Toda la sabiduría e inteligencia de los hombres no puede dar vida al objeto más diminuto de la naturaleza. Solamente por la vida que Dios mismo les ha dado pueden vivir las plantas y los animales. Asimismo es sólo mediante la vida de Dios como se engendra la vida espiritual en el corazón de los hombres. Si el hombre no “naciere de nuevo” (Juan 3:3) no puede ser hecho participante de la vida que Cristo vino a dar.
Lo que sucede con la vida, sucede con el crecimiento. Dios es el que hace florecer el capullo y fructificar las flores. Su poder es el que hace a la simiente desarrollar “primero hierba, luego espiga, luego grano lleno en la espiga” (Marcos 4:28). El profeta Oseas dice que Israel “echará flores como el lirio.” “Serán revivificados como el trigo, y florecerán como la vid” (Oseas 14:5, 7). Y el Señor Jesús dice: “Considerad los lirios, cómo crecen” (Lucas 12:27). Las plantas y las flores no crecen por su propio cuidado, solicitud o esfuerzo, sino porque reciben lo que Dios proporcionó para favorecer su vida. El niño no puede por su solicitud o poder propio añadir algo a su estatura.

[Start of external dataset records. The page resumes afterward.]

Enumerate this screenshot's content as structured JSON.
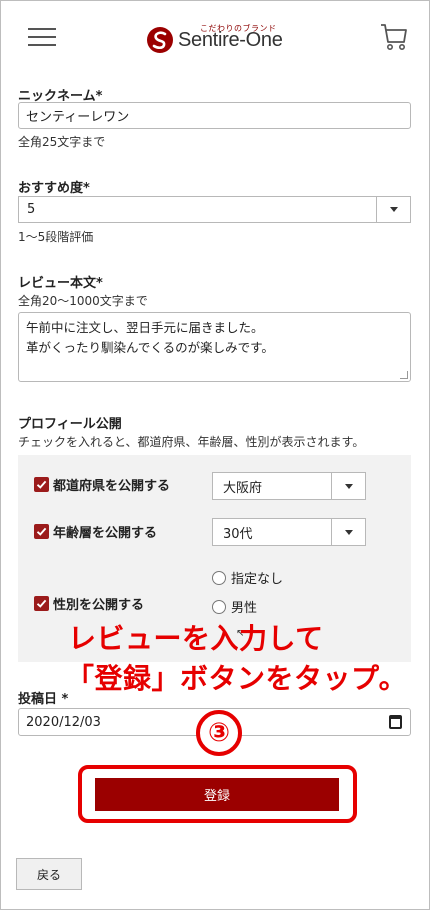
{
  "header": {
    "brand_tagline": "こだわりのブランド",
    "brand_name": "Sentire-One",
    "accent_color": "#9b0000"
  },
  "form": {
    "nickname": {
      "label": "ニックネーム*",
      "value": "センティーレワン",
      "note": "全角25文字まで"
    },
    "rating": {
      "label": "おすすめ度*",
      "selected": "5",
      "note": "1〜5段階評価"
    },
    "review": {
      "label": "レビュー本文*",
      "note": "全角20〜1000文字まで",
      "lines": [
        "午前中に注文し、翌日手元に届きました。",
        "革がくったり馴染んでくるのが楽しみです。"
      ]
    },
    "profile": {
      "label": "プロフィール公開",
      "note": "チェックを入れると、都道府県、年齢層、性別が表示されます。",
      "prefecture": {
        "label": "都道府県を公開する",
        "checked": true,
        "selected": "大阪府"
      },
      "age": {
        "label": "年齢層を公開する",
        "checked": true,
        "selected": "30代"
      },
      "gender": {
        "label": "性別を公開する",
        "checked": true,
        "options": [
          "指定なし",
          "男性"
        ]
      }
    },
    "post_date": {
      "label": "投稿日 *",
      "value": "2020/12/03"
    },
    "register_label": "登録",
    "back_label": "戻る"
  },
  "annotation": {
    "line1": "レビューを入力して",
    "line2": "「登録」ボタンをタップ。",
    "step": "③",
    "color": "#e60000"
  },
  "icons": [
    "menu-icon",
    "cart-icon",
    "chevron-down-icon",
    "check-icon",
    "calendar-icon"
  ]
}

Ni vosotros podréis por vuestra solicitud o esfuerzo conseguir el crecimiento espiritual. La planta y el niño crecen al recibir de la atmósfera circundante aquello que sostiene su vida: el aire, el sol y el alimento. Lo que estos dones de la naturaleza son para los animales y las plantas, llega a serlo Cristo para los que en Él confían. Él es su “luz eterna,” “escudo y sol” (Isaías 60:19; Salmos 84:11). Será “como el rocío a Israel.” “Descenderá como la lluvia sobre el césped cortado” (Oseas 14:5; Salmos 72:6). Él es el agua viva, “el pan de Dios… que descendió del cielo, y da vida al mundo”(Juan 6:33).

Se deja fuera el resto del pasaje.